League for Political Education
- Merged into: The Town Hall
- Formation: 1894
- Founder: Eleanor Butler Sanders
- Merger of: 1938
- Purpose: women's suffrage and general education for all persons on the important issues of the day
- Headquarters: The Town Hall, 123 West 43rd Street
- Location: New York City, United States of America;
- Services: education, the arts
- Director: Robert Erskine Ely (1907–1937) George V. Denny, Jr. (1937–1951)
- Key people: Lucia Gilbert Runkle, Henry Waters Taft
- Affiliations: The Civic Forum Economic Club of New York

= League for Political Education =

Organization in New York City

The League for Political Education was a New York City-based group devoted to providing a forum where people of every rank and station could be educated on the important issues of the day. Founded as a pro-women's suffrage group, the League initially fought for passage of the Nineteenth Amendment to the United States Constitution and provided general education on social and political issues. After opening up their membership to both genders, they later commissioned the building of The Town Hall and sponsored the long-running radio program America's Town Meeting of the Air. The League essentially dissolved in 1938 when it changed its focus to the daily operations of Town Hall.

== History ==
The League was established in 1894, led by Eleanor Butler Sanders, and five other prominent suffragists. Sanders was the League's prime mover and shaker, and hosted the first meeting in her home in New York City. The other attendees in the first meeting included Dr. Mary Putnam Jacobi, Catherine Amor Bennett Abbe (1843–1920), Lucia Gilbert Runkle (1844–1927), Lee Wood Haggin (1856–1934), and Adele Marion Fielde.

Emily James Smith Putnam (the sister-in-law of Mary Putnam Jacobi) was president of the league from 1901 to 1904. Robert Erskine Ely was director from 1907 to 1937.

In 1907 the League formed The Civic Forum, a kindred service designed to foster higher standards of civic responsibility and international goodwill. The same year they helped found the Economic Club of New York, a non-partisan organization for the discussion of economic, social, and industrial problems.

Pioneering Colorado State Senator Helen Ring Robinson spoke before the League in 1913 at New York's Hudson Theatre. According to The New York Times, she said that, "Every city in every state in the country is in need of motherliness, ... telling her audience that it was the womanly woman who was needed in politics, not a creature recreated in the image of man."

Until the mid-1910s the League's offices were at the Berkeley Lyceum on 44th Street. In 1914 the League bought a plot of land on West 49th Street to build a new headquarters, later known as the Societies' Building.

The League's fight for passage of the Nineteenth Amendment led them to commission the building of a meeting space where people of every rank and station could be educated on the important issues of the day. The space, which became The Town Hall, was designed by the renowned architectural firm of McKim, Mead & White, to reflect the democratic principles of the League. To this end, box seats were not included in the theater's design, and every effort was made to ensure that there were no seats with an obstructed view. Town Hall opened in January 1921, a few months after the Nineteenth Amendment had been ratified on August 26, 1920.

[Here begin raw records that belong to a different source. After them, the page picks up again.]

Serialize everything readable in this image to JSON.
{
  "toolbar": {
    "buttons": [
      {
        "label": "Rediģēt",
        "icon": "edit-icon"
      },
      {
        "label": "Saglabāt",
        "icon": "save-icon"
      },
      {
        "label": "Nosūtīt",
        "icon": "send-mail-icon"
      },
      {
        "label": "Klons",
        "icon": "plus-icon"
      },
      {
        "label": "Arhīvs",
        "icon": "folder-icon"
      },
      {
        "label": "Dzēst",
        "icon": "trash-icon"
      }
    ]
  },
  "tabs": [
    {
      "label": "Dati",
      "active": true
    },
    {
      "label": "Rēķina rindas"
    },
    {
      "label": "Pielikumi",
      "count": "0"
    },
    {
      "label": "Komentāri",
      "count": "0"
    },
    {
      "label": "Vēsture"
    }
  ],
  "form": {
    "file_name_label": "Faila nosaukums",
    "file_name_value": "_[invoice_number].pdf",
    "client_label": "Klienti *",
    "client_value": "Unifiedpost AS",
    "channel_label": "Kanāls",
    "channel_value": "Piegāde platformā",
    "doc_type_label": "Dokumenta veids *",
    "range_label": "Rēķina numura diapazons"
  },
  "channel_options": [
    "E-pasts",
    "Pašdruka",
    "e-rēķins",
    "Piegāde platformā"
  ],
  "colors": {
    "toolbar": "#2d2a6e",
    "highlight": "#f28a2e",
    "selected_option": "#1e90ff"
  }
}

Town Hall not only became a meeting place for educational programs, gatherings of activists, and host for controversial speakers (such as the American advocate of birth control, Margaret Sanger, who was arrested and carried off The Town Hall stage on November 13, 1921, for attempting to speak to a mixed-sex audience about contraception), but as one of New York City's premier performance spaces for music, dance, and other performing arts. While the lecture series and courses on political and non-political subjects sponsored by the League continued to be held there, The Town Hall quickly established a reputation as an arts center during the first fifteen years of its existence. It has also had a long association with the promotion of poetry in the United States, which predates Edna St. Vincent Millay's public poetry reading debut at the Hall in 1928.

Henry Waters Taft was president of the League from 1919 to 1935.

George V. Denny, Jr. was associate director of the League in 1935, when he became host of America's Town Meeting of the Air, produced by the League, hosted at Town Hall, and carried on NBC Blue Network. Denny and the League wanted to create a program that would replicate the town meetings that were held in the early days of the United States. Denny was League director from 1937 to 1951; he moderated the program from 1935 to 1952 and had a major role in choosing weekly topics.

The League for Political Education changed its name in 1938 to The Town Hall, Inc. and in 1956 became affiliated with New York University, an association which lasted until 1978.